Louis-Philippe and Versailles, the compelling exhibition at the Palace of Versailles running from October 6, 2018 to February 3, 2019, will return on the Louis-Philippe’s big decision to turn the ancient royal residence into a museum focusing on “all the glories of France”.
When he takes the throne in 1830 following the July Revolution, Louis-Philippe I moves in the Tuileries with Queen Marie-Amélie and their 5 sons. Louis-Philippe never foresaw himself settling in Versailles especially as the estate is unoccupied since the French Revolution in 1789.
In 1832, meaning two years after he takes the throne, Louis-Philippe I embarks on the project to turn this palace into a national monument. It’s about restoring the memory of the past monarchy and raise a museum to “all the glories of France”.
To do so, he draws on the funds of the former royal, princely, private and institutional collections he will complete with retrospective works ordered to contemporary artists. With over 6000 paintings and 3000 sculptures, this museum will be the main iconographic source of the history of France.

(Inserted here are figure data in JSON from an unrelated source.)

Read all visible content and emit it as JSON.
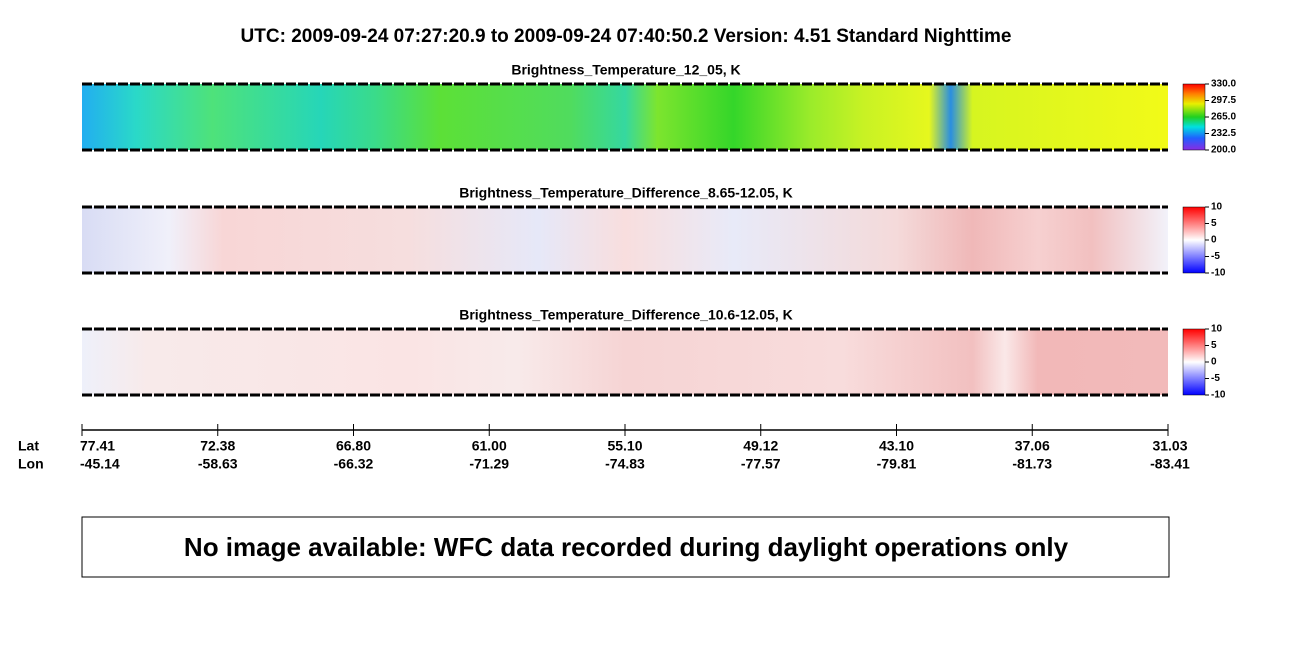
{
  "header": {
    "title": "UTC:  2009-09-24   07:27:20.9  to  2009-09-24   07:40:50.2    Version: 4.51  Standard Nighttime"
  },
  "panels": [
    {
      "title": "Brightness_Temperature_12_05, K",
      "colorbar_ticks": [
        "330.0",
        "297.5",
        "265.0",
        "232.5",
        "200.0"
      ]
    },
    {
      "title": "Brightness_Temperature_Difference_8.65-12.05, K",
      "colorbar_ticks": [
        "10",
        "5",
        "0",
        "-5",
        "-10"
      ]
    },
    {
      "title": "Brightness_Temperature_Difference_10.6-12.05, K",
      "colorbar_ticks": [
        "10",
        "5",
        "0",
        "-5",
        "-10"
      ]
    }
  ],
  "axis": {
    "lat_label": "Lat",
    "lon_label": "Lon",
    "lat": [
      "77.41",
      "72.38",
      "66.80",
      "61.00",
      "55.10",
      "49.12",
      "43.10",
      "37.06",
      "31.03"
    ],
    "lon": [
      "-45.14",
      "-58.63",
      "-66.32",
      "-71.29",
      "-74.83",
      "-77.57",
      "-79.81",
      "-81.73",
      "-83.41"
    ]
  },
  "message": "No image available: WFC data recorded during daylight operations only"
}
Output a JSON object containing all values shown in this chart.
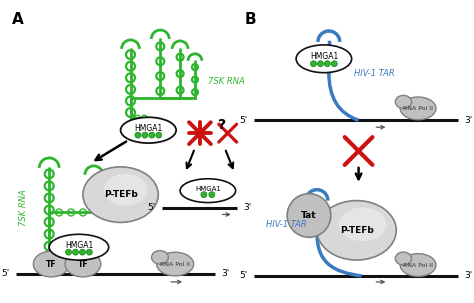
{
  "bg_color": "#ffffff",
  "green_color": "#2db52d",
  "gray_light": "#c0c0c0",
  "gray_dark": "#808080",
  "gray_mid": "#a0a0a0",
  "blue_color": "#3a7abf",
  "red_color": "#cc1111",
  "black_color": "#111111",
  "label_A": "A",
  "label_B": "B",
  "label_7SK": "7SK RNA",
  "label_HMGA1": "HMGA1",
  "label_PTEFb": "P-TEFb",
  "label_RNAPolII": "RNA Pol II",
  "label_TF": "TF",
  "label_HIV": "HIV-1 TAR",
  "label_Tat": "Tat",
  "label_5p": "5'",
  "label_3p": "3'"
}
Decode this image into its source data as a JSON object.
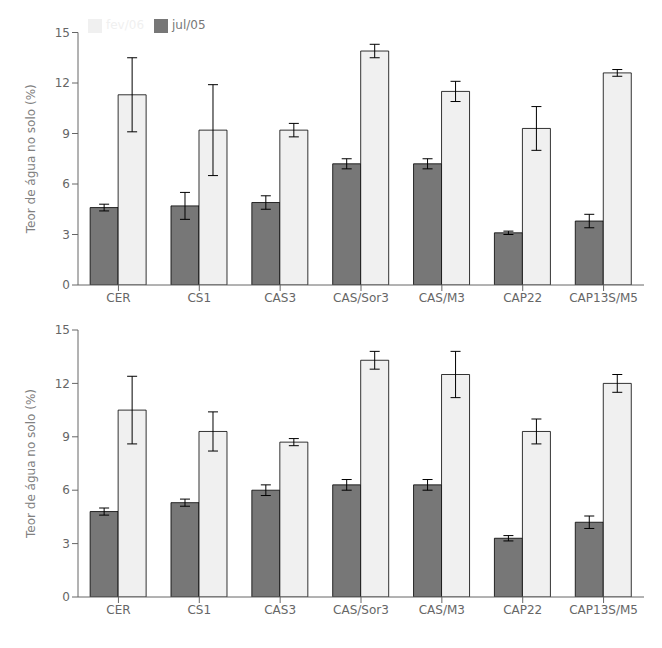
{
  "chart_data": [
    {
      "type": "bar",
      "categories": [
        "CER",
        "CS1",
        "CAS3",
        "CAS/Sor3",
        "CAS/M3",
        "CAP22",
        "CAP13S/M5"
      ],
      "series": [
        {
          "name": "jul/05",
          "color": "#777777",
          "values": [
            4.6,
            4.7,
            4.9,
            7.2,
            7.2,
            3.1,
            3.8
          ],
          "errors": [
            0.2,
            0.8,
            0.4,
            0.3,
            0.3,
            0.1,
            0.4
          ]
        },
        {
          "name": "fev/06",
          "color": "#f0f0f0",
          "values": [
            11.3,
            9.2,
            9.2,
            13.9,
            11.5,
            9.3,
            12.6
          ],
          "errors": [
            2.2,
            2.7,
            0.4,
            0.4,
            0.6,
            1.3,
            0.2
          ]
        }
      ],
      "y_label": "Teor de água no solo (%)",
      "ylim": [
        0,
        15
      ],
      "yticks": [
        0,
        3,
        6,
        9,
        12,
        15
      ],
      "grid": false,
      "legend": "upper left"
    },
    {
      "type": "bar",
      "categories": [
        "CER",
        "CS1",
        "CAS3",
        "CAS/Sor3",
        "CAS/M3",
        "CAP22",
        "CAP13S/M5"
      ],
      "series": [
        {
          "name": "jul/05",
          "color": "#777777",
          "values": [
            4.8,
            5.3,
            6.0,
            6.3,
            6.3,
            3.3,
            4.2
          ],
          "errors": [
            0.2,
            0.2,
            0.3,
            0.3,
            0.3,
            0.15,
            0.35
          ]
        },
        {
          "name": "fev/06",
          "color": "#f0f0f0",
          "values": [
            10.5,
            9.3,
            8.7,
            13.3,
            12.5,
            9.3,
            12.0
          ],
          "errors": [
            1.9,
            1.1,
            0.2,
            0.5,
            1.3,
            0.7,
            0.5
          ]
        }
      ],
      "y_label": "Teor de água no solo (%)",
      "ylim": [
        0,
        15
      ],
      "yticks": [
        0,
        3,
        6,
        9,
        12,
        15
      ],
      "grid": false
    }
  ]
}
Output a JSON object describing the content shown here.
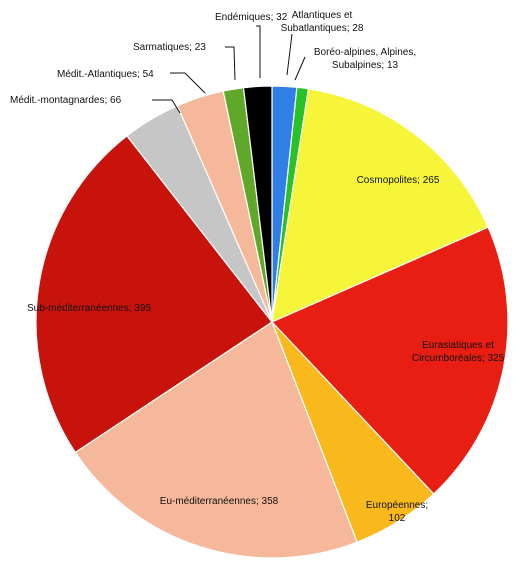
{
  "chart_data": {
    "type": "pie",
    "title": "",
    "slices": [
      {
        "label": "Atlantiques et Subatlantiques",
        "value": 28,
        "color": "#2f7fe6",
        "label_lines": [
          "Atlantiques et",
          "Subatlantiques; 28"
        ]
      },
      {
        "label": "Boréo-alpines, Alpines, Subalpines",
        "value": 13,
        "color": "#27c227",
        "label_lines": [
          "Boréo-alpines, Alpines,",
          "Subalpines; 13"
        ]
      },
      {
        "label": "Cosmopolites",
        "value": 265,
        "color": "#f6f53a",
        "label_lines": [
          "Cosmopolites; 265"
        ]
      },
      {
        "label": "Eurasiatiques et Circumboréales",
        "value": 325,
        "color": "#e81e12",
        "label_lines": [
          "Eurasiatiques et",
          "Circumboréales; 325"
        ]
      },
      {
        "label": "Européennes",
        "value": 102,
        "color": "#f9b91c",
        "label_lines": [
          "Européennes;",
          "102"
        ]
      },
      {
        "label": "Eu-méditerranéennes",
        "value": 358,
        "color": "#f6b89a",
        "label_lines": [
          "Eu-méditerranéennes; 358"
        ]
      },
      {
        "label": "Sub-méditerranéennes",
        "value": 395,
        "color": "#c8130c",
        "label_lines": [
          "Sub-méditerranéennes; 395"
        ]
      },
      {
        "label": "Médit.-montagnardes",
        "value": 66,
        "color": "#c6c6c6",
        "label_lines": [
          "Médit.-montagnardes; 66"
        ]
      },
      {
        "label": "Médit.-Atlantiques",
        "value": 54,
        "color": "#f6b89a",
        "label_lines": [
          "Médit.-Atlantiques; 54"
        ]
      },
      {
        "label": "Sarmatiques",
        "value": 23,
        "color": "#5fa82a",
        "label_lines": [
          "Sarmatiques; 23"
        ]
      },
      {
        "label": "Endémiques",
        "value": 32,
        "color": "#000000",
        "label_lines": [
          "Endémiques; 32"
        ]
      }
    ]
  }
}
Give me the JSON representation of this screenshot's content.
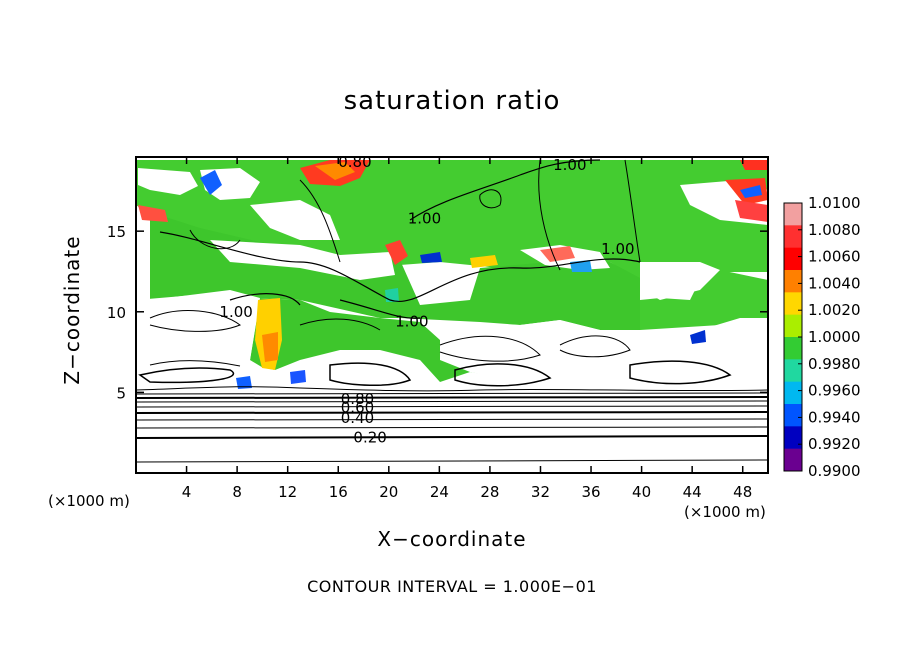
{
  "chart_data": {
    "type": "heatmap",
    "title": "saturation ratio",
    "xlabel": "X−coordinate",
    "ylabel": "Z−coordinate",
    "x_unit_label": "(×1000 m)",
    "x_ticks": [
      4,
      8,
      12,
      16,
      20,
      24,
      28,
      32,
      36,
      40,
      44,
      48
    ],
    "y_ticks": [
      5,
      10,
      15
    ],
    "xlim": [
      0,
      50
    ],
    "ylim": [
      0,
      19.6
    ],
    "contour_interval_text": "CONTOUR INTERVAL = 1.000E−01",
    "colorbar": {
      "labels": [
        "1.0100",
        "1.0080",
        "1.0060",
        "1.0040",
        "1.0020",
        "1.0000",
        "0.9980",
        "0.9960",
        "0.9940",
        "0.9920",
        "0.9900"
      ],
      "colors": [
        "#f2a0a0",
        "#ff3030",
        "#ff0000",
        "#ff8000",
        "#ffd700",
        "#aaee00",
        "#33cc33",
        "#20d8a0",
        "#00b8f0",
        "#0055ff",
        "#0000c0",
        "#6a0090"
      ]
    },
    "contour_labels": [
      {
        "text": "0.20",
        "x": 17.2,
        "y": 2.2
      },
      {
        "text": "0.40",
        "x": 16.2,
        "y": 3.4
      },
      {
        "text": "0.60",
        "x": 16.2,
        "y": 4.05
      },
      {
        "text": "0.80",
        "x": 16.2,
        "y": 4.6
      },
      {
        "text": "1.00",
        "x": 6.6,
        "y": 10.0
      },
      {
        "text": "1.00",
        "x": 20.5,
        "y": 9.4
      },
      {
        "text": "1.00",
        "x": 21.5,
        "y": 15.8
      },
      {
        "text": "1.00",
        "x": 36.8,
        "y": 13.9
      },
      {
        "text": "1.00",
        "x": 33.0,
        "y": 19.1
      },
      {
        "text": "0.80",
        "x": 16.0,
        "y": 19.3
      }
    ],
    "regions": {
      "subsaturated_fraction_below_z6": "contours 0.10–0.90",
      "saturated_layer": "green (~1.000) between z≈6 and z≈19"
    }
  }
}
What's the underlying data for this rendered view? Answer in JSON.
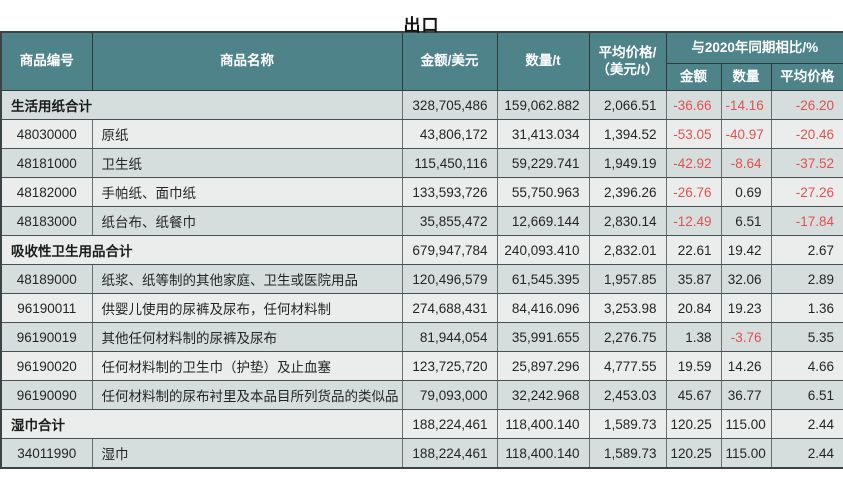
{
  "title": "出口",
  "colors": {
    "header_bg": "#4d8389",
    "row_odd": "#d6dddd",
    "row_even": "#eaedec",
    "negative": "#e25050"
  },
  "table": {
    "headers": {
      "code": "商品编号",
      "name": "商品名称",
      "amount": "金额/美元",
      "quantity": "数量/t",
      "avg_price_line1": "平均价格/",
      "avg_price_line2": "（美元/t）",
      "yoy_group": "与2020年同期相比/%",
      "yoy_amount": "金额",
      "yoy_quantity": "数量",
      "yoy_avg_price": "平均价格"
    },
    "rows": [
      {
        "is_total": true,
        "code": "",
        "name": "生活用纸合计",
        "amount": "328,705,486",
        "quantity": "159,062.882",
        "avg_price": "2,066.51",
        "yoy_amount": "-36.66",
        "yoy_quantity": "-14.16",
        "yoy_avg_price": "-26.20"
      },
      {
        "is_total": false,
        "code": "48030000",
        "name": "原纸",
        "amount": "43,806,172",
        "quantity": "31,413.034",
        "avg_price": "1,394.52",
        "yoy_amount": "-53.05",
        "yoy_quantity": "-40.97",
        "yoy_avg_price": "-20.46"
      },
      {
        "is_total": false,
        "code": "48181000",
        "name": "卫生纸",
        "amount": "115,450,116",
        "quantity": "59,229.741",
        "avg_price": "1,949.19",
        "yoy_amount": "-42.92",
        "yoy_quantity": "-8.64",
        "yoy_avg_price": "-37.52"
      },
      {
        "is_total": false,
        "code": "48182000",
        "name": "手帕纸、面巾纸",
        "amount": "133,593,726",
        "quantity": "55,750.963",
        "avg_price": "2,396.26",
        "yoy_amount": "-26.76",
        "yoy_quantity": "0.69",
        "yoy_avg_price": "-27.26"
      },
      {
        "is_total": false,
        "code": "48183000",
        "name": "纸台布、纸餐巾",
        "amount": "35,855,472",
        "quantity": "12,669.144",
        "avg_price": "2,830.14",
        "yoy_amount": "-12.49",
        "yoy_quantity": "6.51",
        "yoy_avg_price": "-17.84"
      },
      {
        "is_total": true,
        "code": "",
        "name": "吸收性卫生用品合计",
        "amount": "679,947,784",
        "quantity": "240,093.410",
        "avg_price": "2,832.01",
        "yoy_amount": "22.61",
        "yoy_quantity": "19.42",
        "yoy_avg_price": "2.67"
      },
      {
        "is_total": false,
        "code": "48189000",
        "name": "纸浆、纸等制的其他家庭、卫生或医院用品",
        "amount": "120,496,579",
        "quantity": "61,545.395",
        "avg_price": "1,957.85",
        "yoy_amount": "35.87",
        "yoy_quantity": "32.06",
        "yoy_avg_price": "2.89"
      },
      {
        "is_total": false,
        "code": "96190011",
        "name": "供婴儿使用的尿裤及尿布，任何材料制",
        "amount": "274,688,431",
        "quantity": "84,416.096",
        "avg_price": "3,253.98",
        "yoy_amount": "20.84",
        "yoy_quantity": "19.23",
        "yoy_avg_price": "1.36"
      },
      {
        "is_total": false,
        "code": "96190019",
        "name": "其他任何材料制的尿裤及尿布",
        "amount": "81,944,054",
        "quantity": "35,991.655",
        "avg_price": "2,276.75",
        "yoy_amount": "1.38",
        "yoy_quantity": "-3.76",
        "yoy_avg_price": "5.35"
      },
      {
        "is_total": false,
        "code": "96190020",
        "name": "任何材料制的卫生巾（护垫）及止血塞",
        "amount": "123,725,720",
        "quantity": "25,897.296",
        "avg_price": "4,777.55",
        "yoy_amount": "19.59",
        "yoy_quantity": "14.26",
        "yoy_avg_price": "4.66"
      },
      {
        "is_total": false,
        "code": "96190090",
        "name": "任何材料制的尿布衬里及本品目所列货品的类似品",
        "amount": "79,093,000",
        "quantity": "32,242.968",
        "avg_price": "2,453.03",
        "yoy_amount": "45.67",
        "yoy_quantity": "36.77",
        "yoy_avg_price": "6.51"
      },
      {
        "is_total": true,
        "code": "",
        "name": "湿巾合计",
        "amount": "188,224,461",
        "quantity": "118,400.140",
        "avg_price": "1,589.73",
        "yoy_amount": "120.25",
        "yoy_quantity": "115.00",
        "yoy_avg_price": "2.44"
      },
      {
        "is_total": false,
        "code": "34011990",
        "name": "湿巾",
        "amount": "188,224,461",
        "quantity": "118,400.140",
        "avg_price": "1,589.73",
        "yoy_amount": "120.25",
        "yoy_quantity": "115.00",
        "yoy_avg_price": "2.44"
      }
    ]
  }
}
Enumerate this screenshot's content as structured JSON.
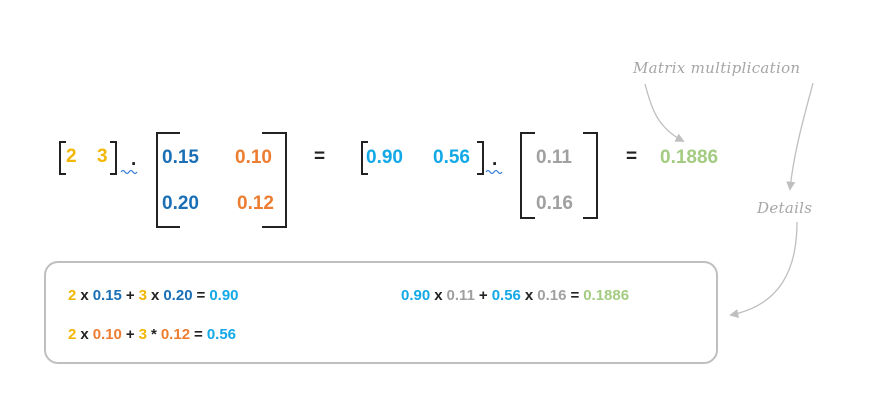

Witness of this age, Victor Hugo will write: “What Louis-Philippe has done in Versailles is good […] in one word, he gave to this wonderful book we call the history of France, this magnificent binding we call Versailles”.
The climax of the project, the royal residence with the Grands Appartements is restored and refurbished and the former monarchy is mainly evoked in the Grand Appartement du Roi, with the bedroom that is the highlight of the tour.
By the way, in the North and South wings, major works are carried out. Louis-Philippe creates Historical Galleries to structure the visit of this museum by presenting focuses on the determinant moments of the History of France.
The Battles Gallery from Tolbiac to Wagram, the Estates General room, the 1792 room, the Napoleon Sacre room to which answers the 1830 room to the glory of the new monarch and finally the Crusades rooms and the Africa rooms are imagined at this time!
To present the theme of the Crusades, Louis-Philippe commissions 150 paintings designed to be hung in an exceptional neo-gothic décor; among the artists entrusted with the order, Eugène Delacroix who painted Entry of the Crusaders in Constantinople. For the record, the painting was transferred to the Louvre in 1885 and its duplicate replaces it in Versailles.
The Africa, Crimea and Italy rooms are focusing on the illustration of the conquest of Algeria in 1830 and 1847, as well as the Siege of Constantine in October 1837 and the French victories in Morocco serving as a prelude to the Treaty of Tangiers in 1844.
In this museum dedicated to all the glories and thought up by Louis-Philippe, we also find the military campaigns of the French Directory, the French Consulate and the Empire. Paintings – many of them were commissioned by Napoléon himself – are placed there in a rich décor of woodworks and painted panels!
In this dismantled museum, in the beginning of the Third Republic, the best is yet to come: the Crusades and Africa rooms in the North wing, the Estates General and Napoleon Sacre room in the main body, the gallery of Battles and the Empire rooms in the South wing, without forgetting the study documents and illustrations made at that time, to be discovered in the exhibition.
As an extension, the presentation will offer a genuine dive into the Palace of Versailles in the 19th century. So, theater decors made for the opening of the Historic Galleries on June 10, 1837 will be back on the stage of the Royal Opera and the stone galleries will be reconstituted in their original states, the original busts and lights will be back all together on the occasion!